Ministers view getting a pantomime season in this year as crucial as it would attract people to restaurants and bars.

But last month Qdos Pantomimes revealed they were taking action having reached the deadline set by theatres for the Government to agree a date for reopening without social distancing.

The statement read: “Based on the Secretary of State for Digital, Culture, Media and Sport’s reiteration last week that the Government won’t be providing further guidance on theatres operating without social distancing until November at the earliest, we are left with no choice but to begin the consultation process with our partner theatres about the viability of each show. This is a complex process and will take several weeks to complete.”

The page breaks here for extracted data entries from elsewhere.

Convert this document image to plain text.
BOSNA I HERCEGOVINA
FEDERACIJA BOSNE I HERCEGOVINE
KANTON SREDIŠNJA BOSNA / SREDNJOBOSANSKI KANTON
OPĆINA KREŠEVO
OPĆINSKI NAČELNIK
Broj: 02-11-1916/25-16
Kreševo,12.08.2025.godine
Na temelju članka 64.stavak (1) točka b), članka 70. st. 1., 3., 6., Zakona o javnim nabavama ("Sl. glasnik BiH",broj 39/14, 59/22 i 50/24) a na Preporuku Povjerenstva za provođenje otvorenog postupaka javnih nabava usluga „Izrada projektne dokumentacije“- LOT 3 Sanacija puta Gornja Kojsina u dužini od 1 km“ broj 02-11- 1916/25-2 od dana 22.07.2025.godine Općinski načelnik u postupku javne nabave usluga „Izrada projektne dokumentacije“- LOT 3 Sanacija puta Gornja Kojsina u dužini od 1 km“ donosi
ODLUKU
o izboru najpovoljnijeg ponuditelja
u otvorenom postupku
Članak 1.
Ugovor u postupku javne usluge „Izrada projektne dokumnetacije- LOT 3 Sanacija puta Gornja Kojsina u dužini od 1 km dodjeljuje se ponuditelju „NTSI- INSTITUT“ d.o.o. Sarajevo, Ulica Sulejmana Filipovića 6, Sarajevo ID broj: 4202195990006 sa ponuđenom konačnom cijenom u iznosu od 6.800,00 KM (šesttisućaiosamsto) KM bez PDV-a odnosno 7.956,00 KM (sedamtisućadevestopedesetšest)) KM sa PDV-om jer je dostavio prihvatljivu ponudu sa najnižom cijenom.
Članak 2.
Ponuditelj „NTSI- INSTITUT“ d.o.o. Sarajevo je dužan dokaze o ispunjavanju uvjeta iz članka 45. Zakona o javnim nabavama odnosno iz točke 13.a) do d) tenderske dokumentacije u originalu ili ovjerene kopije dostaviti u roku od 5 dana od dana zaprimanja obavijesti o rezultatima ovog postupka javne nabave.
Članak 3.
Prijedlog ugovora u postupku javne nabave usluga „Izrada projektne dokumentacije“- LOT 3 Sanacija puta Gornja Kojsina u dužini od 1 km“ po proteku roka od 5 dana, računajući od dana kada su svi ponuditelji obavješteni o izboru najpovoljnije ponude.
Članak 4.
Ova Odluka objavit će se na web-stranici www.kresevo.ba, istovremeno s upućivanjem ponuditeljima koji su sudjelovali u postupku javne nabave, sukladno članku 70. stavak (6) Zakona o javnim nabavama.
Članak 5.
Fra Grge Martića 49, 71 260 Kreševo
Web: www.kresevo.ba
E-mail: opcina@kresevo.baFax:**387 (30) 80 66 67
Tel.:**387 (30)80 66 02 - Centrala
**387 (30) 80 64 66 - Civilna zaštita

The statement concludes: “We are not immediately announcing the postponement of all shows. Plans will be announced by individual theatres and communicated to ticket holders in due course.”

Our source added: “It’s not looking good for panto this year at all. All the people I’ve spoken to have resigned themselves to losing the cash.”

Already more than 36 pantos across the UK have been affected by the Covid pandemic with many postponed until 2021.

Possible options being discussed by theatres across the country include rescheduling shows for Christmas 2021/22 with some considering the viability of running their shows as Easter pantomimes.